Казахстанец
Тинкай Кретова
Судьба страны складывается из судеб всех её граждан – очень влиятельных и совсем незаметных, готовых трудиться во имя будущего и живущих только одним днём, имеющих крепкую деловую хватку или обладающих удивительными творческими способностями. Автор ведёт повествование, сплетая его из фрагментов разных жизней, которые сплетаются в цельную картину. Повесть «Казахстанец» стала лауреатом Республиканского творческого конкурса «?лы дала».В книгу вошли также очерки, написанные автором в ходе исследовательской экспедиции Казахстанского национального географического общества «Сакральный Казахстан».
Когда-нибудь время, в которое мы живём, получит в истории специальное название. Наверняка его будут сравнивать с Великой депрессией по драматичности, а по напряжённости и неопределённости – с глобальными государственными перестройками прошлого века. Сейчас волны экономического кризиса, неотвратимо прокатывающиеся по планете, именуются лишь номерами годов, в которые они произошли, – в сущности, почти каждого года, начиная с две тысячи седьмого. Но одним лишь крушением теряющей контроль финансовой системы не описать да и не оправдать ту смуту, которая творится сегодня в человеческих душах.
Моё поколение воспитано людьми, заставшими строгое детство в отголосках сталинизма. Вместо волшебных сказок они слушали идеологические истории и боялись не темноты, а безжалостного «воронка». Лишь в ранней юности испытав предощущение свободы, приоткрывавшейся в годы хрущёвской оттепели, они вскоре окунулись в период застоя, закалившись в изматывающих условиях товарного дефицита, а затем бесстрашно рухнули в развал перестройки.
Трудности, связанные с приспособлением к новым условиям жизни: работники интеллектуального труда сталкивались с необходимостью осваивать прикладные профессии, а работники труда физического зачастую были вынуждены переквалифицироваться, – не помешали им строить семьи и заводить детей.
В свою очередь, их родители, то есть наши деды, рождённые ещё при царской власти, так же когда-то испытали бурю революции и переворот государственного строя. Они же, кроме прочего, пережили и страшную, выкосившую миллионы жизней Вторую мировую войну. Росшие на рассказах о ней и имеющие перед собой пример отцов и матерей, сумевших отстоять свои дома и души, наши родители тоже всегда смело смотрели в будущее, даже в самые унылые времена не теряя в сердцах тепло надежды.
А ведь они по сей день продолжают блистать силой духа.

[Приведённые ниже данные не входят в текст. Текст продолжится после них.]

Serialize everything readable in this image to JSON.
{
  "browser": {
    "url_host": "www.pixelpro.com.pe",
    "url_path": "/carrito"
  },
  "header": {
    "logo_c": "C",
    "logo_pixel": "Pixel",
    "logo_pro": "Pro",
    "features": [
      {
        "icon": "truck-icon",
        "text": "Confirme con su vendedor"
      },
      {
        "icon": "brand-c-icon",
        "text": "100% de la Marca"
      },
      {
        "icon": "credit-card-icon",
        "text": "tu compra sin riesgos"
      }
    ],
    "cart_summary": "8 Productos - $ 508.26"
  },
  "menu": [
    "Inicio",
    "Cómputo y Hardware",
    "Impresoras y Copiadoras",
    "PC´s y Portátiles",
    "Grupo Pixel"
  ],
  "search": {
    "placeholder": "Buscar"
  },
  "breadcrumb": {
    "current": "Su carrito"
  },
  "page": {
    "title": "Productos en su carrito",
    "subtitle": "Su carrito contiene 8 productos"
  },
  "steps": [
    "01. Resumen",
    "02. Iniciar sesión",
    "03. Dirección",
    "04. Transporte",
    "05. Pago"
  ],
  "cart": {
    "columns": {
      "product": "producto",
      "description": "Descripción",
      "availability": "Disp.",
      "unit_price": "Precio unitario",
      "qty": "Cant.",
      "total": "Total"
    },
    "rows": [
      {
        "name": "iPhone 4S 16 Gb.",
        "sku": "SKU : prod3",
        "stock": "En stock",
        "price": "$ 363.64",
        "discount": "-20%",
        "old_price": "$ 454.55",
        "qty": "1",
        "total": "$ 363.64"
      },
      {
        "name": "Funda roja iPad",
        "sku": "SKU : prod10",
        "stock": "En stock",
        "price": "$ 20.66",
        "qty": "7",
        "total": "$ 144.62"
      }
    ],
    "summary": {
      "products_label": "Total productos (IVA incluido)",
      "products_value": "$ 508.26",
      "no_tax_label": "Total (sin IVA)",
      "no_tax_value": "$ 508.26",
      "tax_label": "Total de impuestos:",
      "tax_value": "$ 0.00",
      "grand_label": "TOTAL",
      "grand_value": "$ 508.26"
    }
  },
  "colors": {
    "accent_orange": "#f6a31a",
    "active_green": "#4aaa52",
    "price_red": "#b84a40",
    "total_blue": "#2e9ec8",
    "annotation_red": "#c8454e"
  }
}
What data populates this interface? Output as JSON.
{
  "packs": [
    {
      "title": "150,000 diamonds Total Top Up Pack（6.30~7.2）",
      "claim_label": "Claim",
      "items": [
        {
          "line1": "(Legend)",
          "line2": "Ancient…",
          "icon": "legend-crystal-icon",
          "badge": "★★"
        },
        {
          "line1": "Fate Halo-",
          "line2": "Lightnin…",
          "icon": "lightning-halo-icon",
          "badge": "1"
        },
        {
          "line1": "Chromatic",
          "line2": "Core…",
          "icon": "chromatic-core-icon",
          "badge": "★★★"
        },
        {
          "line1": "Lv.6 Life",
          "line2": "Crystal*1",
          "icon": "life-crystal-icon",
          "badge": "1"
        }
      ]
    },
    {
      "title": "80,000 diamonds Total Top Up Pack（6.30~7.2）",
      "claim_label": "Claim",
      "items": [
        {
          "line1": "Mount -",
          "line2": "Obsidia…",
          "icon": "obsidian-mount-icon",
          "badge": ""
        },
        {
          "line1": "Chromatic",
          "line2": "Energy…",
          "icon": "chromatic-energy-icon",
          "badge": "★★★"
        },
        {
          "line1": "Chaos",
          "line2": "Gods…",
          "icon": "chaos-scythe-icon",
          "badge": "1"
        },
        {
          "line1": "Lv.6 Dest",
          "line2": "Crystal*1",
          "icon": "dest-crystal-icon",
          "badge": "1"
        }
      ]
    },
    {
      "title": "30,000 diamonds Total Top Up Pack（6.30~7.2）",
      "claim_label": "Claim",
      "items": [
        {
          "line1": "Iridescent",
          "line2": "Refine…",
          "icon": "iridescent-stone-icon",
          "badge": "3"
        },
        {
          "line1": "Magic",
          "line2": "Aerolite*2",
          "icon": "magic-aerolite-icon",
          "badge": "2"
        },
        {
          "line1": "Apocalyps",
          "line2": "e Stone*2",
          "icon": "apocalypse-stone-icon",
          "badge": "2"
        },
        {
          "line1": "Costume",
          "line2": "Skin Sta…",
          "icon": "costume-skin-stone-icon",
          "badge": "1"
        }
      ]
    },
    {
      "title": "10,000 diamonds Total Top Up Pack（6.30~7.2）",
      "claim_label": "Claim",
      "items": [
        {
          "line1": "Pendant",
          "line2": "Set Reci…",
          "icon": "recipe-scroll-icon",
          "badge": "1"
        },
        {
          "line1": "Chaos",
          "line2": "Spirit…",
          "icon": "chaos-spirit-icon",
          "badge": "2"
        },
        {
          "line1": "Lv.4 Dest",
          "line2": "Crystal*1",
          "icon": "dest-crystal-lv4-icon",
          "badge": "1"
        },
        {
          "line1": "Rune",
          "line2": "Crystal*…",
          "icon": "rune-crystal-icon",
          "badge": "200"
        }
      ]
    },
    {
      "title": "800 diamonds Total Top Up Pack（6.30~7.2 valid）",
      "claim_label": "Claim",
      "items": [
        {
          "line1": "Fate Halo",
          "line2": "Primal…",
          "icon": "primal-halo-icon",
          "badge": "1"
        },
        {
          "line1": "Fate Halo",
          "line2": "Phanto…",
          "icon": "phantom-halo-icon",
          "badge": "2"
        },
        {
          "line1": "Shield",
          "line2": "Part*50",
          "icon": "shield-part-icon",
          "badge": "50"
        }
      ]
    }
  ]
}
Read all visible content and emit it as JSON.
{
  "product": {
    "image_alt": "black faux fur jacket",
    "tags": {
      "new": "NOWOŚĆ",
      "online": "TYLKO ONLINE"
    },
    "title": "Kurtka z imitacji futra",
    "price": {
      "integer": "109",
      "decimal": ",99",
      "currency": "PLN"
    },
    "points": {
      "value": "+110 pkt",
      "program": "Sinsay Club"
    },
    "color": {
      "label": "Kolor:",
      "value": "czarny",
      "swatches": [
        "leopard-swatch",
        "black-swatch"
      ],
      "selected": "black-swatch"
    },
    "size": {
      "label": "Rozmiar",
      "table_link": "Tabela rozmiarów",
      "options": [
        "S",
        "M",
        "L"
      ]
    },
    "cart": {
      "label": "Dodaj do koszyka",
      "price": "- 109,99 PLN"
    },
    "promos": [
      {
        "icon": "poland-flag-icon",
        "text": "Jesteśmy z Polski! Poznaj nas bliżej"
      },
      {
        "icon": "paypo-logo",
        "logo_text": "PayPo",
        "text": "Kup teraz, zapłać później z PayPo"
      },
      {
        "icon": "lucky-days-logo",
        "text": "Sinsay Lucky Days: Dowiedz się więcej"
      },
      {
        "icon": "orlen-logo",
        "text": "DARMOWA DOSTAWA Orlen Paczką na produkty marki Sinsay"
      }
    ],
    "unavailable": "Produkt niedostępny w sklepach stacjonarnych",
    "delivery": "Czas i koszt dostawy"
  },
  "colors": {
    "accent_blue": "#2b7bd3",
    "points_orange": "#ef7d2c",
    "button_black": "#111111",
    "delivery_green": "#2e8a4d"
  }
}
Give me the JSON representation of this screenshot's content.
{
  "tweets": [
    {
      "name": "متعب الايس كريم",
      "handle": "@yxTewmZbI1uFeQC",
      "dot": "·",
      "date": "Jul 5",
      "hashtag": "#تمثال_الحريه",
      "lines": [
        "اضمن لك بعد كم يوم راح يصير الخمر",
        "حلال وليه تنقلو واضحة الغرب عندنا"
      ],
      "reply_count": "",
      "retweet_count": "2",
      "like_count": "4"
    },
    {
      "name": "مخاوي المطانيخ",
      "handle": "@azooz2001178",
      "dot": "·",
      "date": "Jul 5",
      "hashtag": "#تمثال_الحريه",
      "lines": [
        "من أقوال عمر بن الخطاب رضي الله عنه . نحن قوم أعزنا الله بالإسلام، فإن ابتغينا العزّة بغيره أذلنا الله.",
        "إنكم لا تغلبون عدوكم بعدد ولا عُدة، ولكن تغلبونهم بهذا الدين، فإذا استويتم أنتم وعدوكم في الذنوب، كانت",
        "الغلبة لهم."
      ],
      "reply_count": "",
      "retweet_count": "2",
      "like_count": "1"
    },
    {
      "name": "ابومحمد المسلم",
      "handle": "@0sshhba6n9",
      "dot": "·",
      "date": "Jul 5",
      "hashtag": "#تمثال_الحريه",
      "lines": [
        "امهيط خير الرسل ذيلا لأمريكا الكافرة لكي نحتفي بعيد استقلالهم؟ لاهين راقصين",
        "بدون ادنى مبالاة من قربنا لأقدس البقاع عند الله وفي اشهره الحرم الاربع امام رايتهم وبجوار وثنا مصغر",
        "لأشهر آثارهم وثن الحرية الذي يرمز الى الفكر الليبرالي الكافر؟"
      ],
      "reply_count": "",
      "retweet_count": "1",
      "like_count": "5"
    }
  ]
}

Как универсальные солдаты, упорствуют в овладении современными технологиями и заново познают непрестанно преобразующийся мир. Никто не сможет с точностью сказать, как отзываются в них сегодняшние перемены: обрушивающиеся моральные устои, искалеченная нравственность и попранные рамки здоровых социальных норм. Мне часто кажется, что родители гораздо терпимее меня воспринимают и новые возмутительные веяния, и предсмертную агонию культуры, с философской печалью взирая на сгущающуюся бесчеловечность человечества…
Глава 1
Поезд дёргался и стучал. Наслаждаться классическим размеренным стуком было невозможно: то и дело железный лязг, рывок, заставляющий напрягать корпус и упираться ногами в пол, чтобы не слететь с нижней полки. Стоял жаркий август, и иссохшая равнина за окном, равнина, не способная породить сколько-нибудь значимых неровностей, плоским упрёком взирала на беснующиеся на гладких рельсах вагоны.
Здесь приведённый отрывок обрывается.